The Playboy brand has been in China for 20 years but the magazine was never sold there. The first Playboy club didn’t open in China until the 2000s. In China, the money has always come from merchandising the brand.
Today, the Playboy bunny symbolizes a specific lifestyle in China for sophisticated, fashion-conscious consumers. The brand is found in high-end stores and the company has even signed partnerships with high-end brands like Marc Jacobs.
It’s important to point out that Playboy started out as a lifestyle brand for men in the United States when Hugh Hefner published the first magazine in 1953. The magazine was filled with really great content by top writers. Sex was a byproduct of the promised lifestyle.
With the company’s recent shift away from pornography and nudity, it appears to be trying to reposition the brand back to making the promise of a specific lifestyle the top focus. That’s a very good thing that should have happened several years ago. In fact, it’s something I talked about a lot in my book, Building Brand Value the Playboy Way.
Today, men and women in China buy everything from Playboy shirts and handbags to bath soaps. For years, merchandising is what has carried the Playboy company. This is a company that probably would have gone under years ago if it weren’t for merchandising. About 40% of its revenues come from China and those are almost all from merchandise.
With that said, I’d argue that China is one of the things that Playboy did right in the past 20 years but whether that was by design or by accident is unknown.
Interviewer: What’s your own analysis of how Playboy handled its Chinese market between 2005-2015?
Susan Gunelius: Again, I think this is one area of the Playboy business that has worked in the past 10 years. There is 97% brand awareness of Playboy in China! The company has clearly been doing something right.
The reason Playboy has had success in merchandising in China is simple. One of the things I mentioned repeatedly in Building Brand Value the Playboy Way was that Playboy had lost site of its original brand promise as a lifestyle brand, not just a brand about sex. In China, the company was able to get away from pornography and go back to its roots.
When I wrote my book in 2008, I said the following in the concluding chapter, “There are a wealth of opportunities within reach if Playboy Enterprises is prepared to launch a full-scale rebranding campaign. The world has changed, but the overall Playboy brand image is still tied to a specific male audience. For future growth, the company needs to reposition Playboy as a brand that welcomes everyone.” In China, Playboy does welcome everyone and the merchandise sales are certainly not suffering for it.
Interviewer: How far apart are ‘Playboy’ and Chinese values? How could they be reconciled?
Susan Gunelius: Had you asked me this question a couple of years ago, my answer would have been very different than it is now. However, as Playboy continues its shift away from pornography, its values get closer to people’s values in China. Playboy is actively seeking partnerships with key companies in China to expand its brand presence.
For example, Playboy signed a licensing deal with Handong United last year to boost manufacturing and distribution of its merchandise from 3,000 to 3,500 stores.
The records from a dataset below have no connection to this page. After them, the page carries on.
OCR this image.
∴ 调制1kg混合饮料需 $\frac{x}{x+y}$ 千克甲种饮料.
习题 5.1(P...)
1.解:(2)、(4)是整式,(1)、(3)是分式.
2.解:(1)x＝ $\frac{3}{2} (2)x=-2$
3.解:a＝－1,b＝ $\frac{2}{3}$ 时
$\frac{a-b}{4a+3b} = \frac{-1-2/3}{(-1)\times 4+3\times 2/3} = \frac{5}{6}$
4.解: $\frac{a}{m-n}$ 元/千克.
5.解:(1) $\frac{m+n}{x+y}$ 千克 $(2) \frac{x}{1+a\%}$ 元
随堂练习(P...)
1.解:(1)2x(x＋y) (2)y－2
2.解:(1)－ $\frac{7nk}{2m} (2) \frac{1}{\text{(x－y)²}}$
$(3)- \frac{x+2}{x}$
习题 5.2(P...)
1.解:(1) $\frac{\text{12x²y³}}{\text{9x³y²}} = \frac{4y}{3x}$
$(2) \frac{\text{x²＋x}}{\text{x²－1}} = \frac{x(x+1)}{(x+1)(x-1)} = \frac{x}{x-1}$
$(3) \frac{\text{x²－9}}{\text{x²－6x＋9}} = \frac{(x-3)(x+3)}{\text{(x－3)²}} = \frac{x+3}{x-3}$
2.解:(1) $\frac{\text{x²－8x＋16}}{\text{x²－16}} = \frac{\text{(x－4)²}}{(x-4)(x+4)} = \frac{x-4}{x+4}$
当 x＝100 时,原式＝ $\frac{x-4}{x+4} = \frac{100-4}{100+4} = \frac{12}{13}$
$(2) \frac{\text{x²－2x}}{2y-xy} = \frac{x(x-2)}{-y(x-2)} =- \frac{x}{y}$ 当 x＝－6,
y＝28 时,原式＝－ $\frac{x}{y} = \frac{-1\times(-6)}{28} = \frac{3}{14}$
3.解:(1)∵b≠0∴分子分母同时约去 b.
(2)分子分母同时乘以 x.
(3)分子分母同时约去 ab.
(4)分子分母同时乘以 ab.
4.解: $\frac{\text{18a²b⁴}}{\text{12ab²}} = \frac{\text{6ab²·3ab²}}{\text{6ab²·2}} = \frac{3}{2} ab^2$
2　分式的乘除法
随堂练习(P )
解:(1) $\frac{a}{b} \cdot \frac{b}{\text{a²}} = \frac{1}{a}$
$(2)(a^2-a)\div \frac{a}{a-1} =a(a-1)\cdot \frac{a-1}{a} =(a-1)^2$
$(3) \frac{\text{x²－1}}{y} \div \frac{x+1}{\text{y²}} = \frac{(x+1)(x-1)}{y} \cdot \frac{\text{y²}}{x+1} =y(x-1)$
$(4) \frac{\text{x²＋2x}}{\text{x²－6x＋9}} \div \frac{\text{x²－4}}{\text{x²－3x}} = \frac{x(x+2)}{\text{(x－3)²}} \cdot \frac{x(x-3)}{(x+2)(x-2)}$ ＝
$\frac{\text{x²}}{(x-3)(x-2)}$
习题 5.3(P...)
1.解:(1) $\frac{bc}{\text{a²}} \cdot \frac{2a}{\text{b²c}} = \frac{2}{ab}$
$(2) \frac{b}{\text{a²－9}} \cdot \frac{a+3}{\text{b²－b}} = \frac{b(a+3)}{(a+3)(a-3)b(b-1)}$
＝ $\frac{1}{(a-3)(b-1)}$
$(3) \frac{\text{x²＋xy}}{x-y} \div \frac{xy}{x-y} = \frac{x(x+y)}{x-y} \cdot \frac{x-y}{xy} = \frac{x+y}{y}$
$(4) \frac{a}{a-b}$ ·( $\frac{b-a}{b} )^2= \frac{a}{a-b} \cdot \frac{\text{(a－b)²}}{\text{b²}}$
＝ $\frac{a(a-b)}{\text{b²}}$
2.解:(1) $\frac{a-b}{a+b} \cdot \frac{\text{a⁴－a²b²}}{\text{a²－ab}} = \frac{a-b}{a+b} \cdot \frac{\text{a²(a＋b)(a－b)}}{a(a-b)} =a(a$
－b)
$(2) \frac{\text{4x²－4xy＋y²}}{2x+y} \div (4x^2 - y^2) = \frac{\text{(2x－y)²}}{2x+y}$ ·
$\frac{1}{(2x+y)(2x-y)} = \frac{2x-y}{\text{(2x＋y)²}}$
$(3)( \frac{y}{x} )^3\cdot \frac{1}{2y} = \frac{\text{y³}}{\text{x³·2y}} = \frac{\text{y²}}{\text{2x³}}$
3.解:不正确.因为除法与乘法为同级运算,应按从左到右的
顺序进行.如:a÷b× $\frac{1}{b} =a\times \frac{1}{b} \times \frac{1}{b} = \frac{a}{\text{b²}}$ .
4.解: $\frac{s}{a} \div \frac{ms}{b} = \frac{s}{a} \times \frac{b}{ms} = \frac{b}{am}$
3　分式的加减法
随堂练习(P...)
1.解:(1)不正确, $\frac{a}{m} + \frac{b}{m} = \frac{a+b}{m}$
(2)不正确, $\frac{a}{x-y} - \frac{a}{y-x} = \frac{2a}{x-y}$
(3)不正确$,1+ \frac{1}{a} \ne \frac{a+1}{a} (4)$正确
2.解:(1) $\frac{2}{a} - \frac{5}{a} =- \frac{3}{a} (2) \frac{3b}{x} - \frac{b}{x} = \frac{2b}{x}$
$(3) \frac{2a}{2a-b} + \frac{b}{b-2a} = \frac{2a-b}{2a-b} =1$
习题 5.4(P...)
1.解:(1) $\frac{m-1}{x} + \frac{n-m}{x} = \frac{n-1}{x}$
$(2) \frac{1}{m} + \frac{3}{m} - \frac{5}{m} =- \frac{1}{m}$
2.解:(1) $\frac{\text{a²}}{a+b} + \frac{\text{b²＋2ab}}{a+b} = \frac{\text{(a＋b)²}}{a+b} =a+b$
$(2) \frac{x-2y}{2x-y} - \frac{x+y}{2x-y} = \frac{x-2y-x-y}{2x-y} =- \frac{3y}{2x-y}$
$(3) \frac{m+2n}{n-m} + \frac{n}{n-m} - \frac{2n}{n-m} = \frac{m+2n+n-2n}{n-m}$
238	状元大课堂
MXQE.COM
This is a brand that Chinese consumers welcome, so value reconciliation doesn’t seem to be a very big problem.
Think of it this way – total revenues in China in 2014 for Playboy were over $500 million and in the past decade, retail revenue in China has generated over $5 billion for Playboy. Things have been going well in China.
The key for Playboy at this point isn’t focusing on values as much as it is about ensuring the brand stays relevant, particularly to younger consumers in China. As long as the brand doesn’t lose focus again and the company continues to sell products that enable people to live a specific lifestyle that they aspire to achieve, Playboy should do just fine.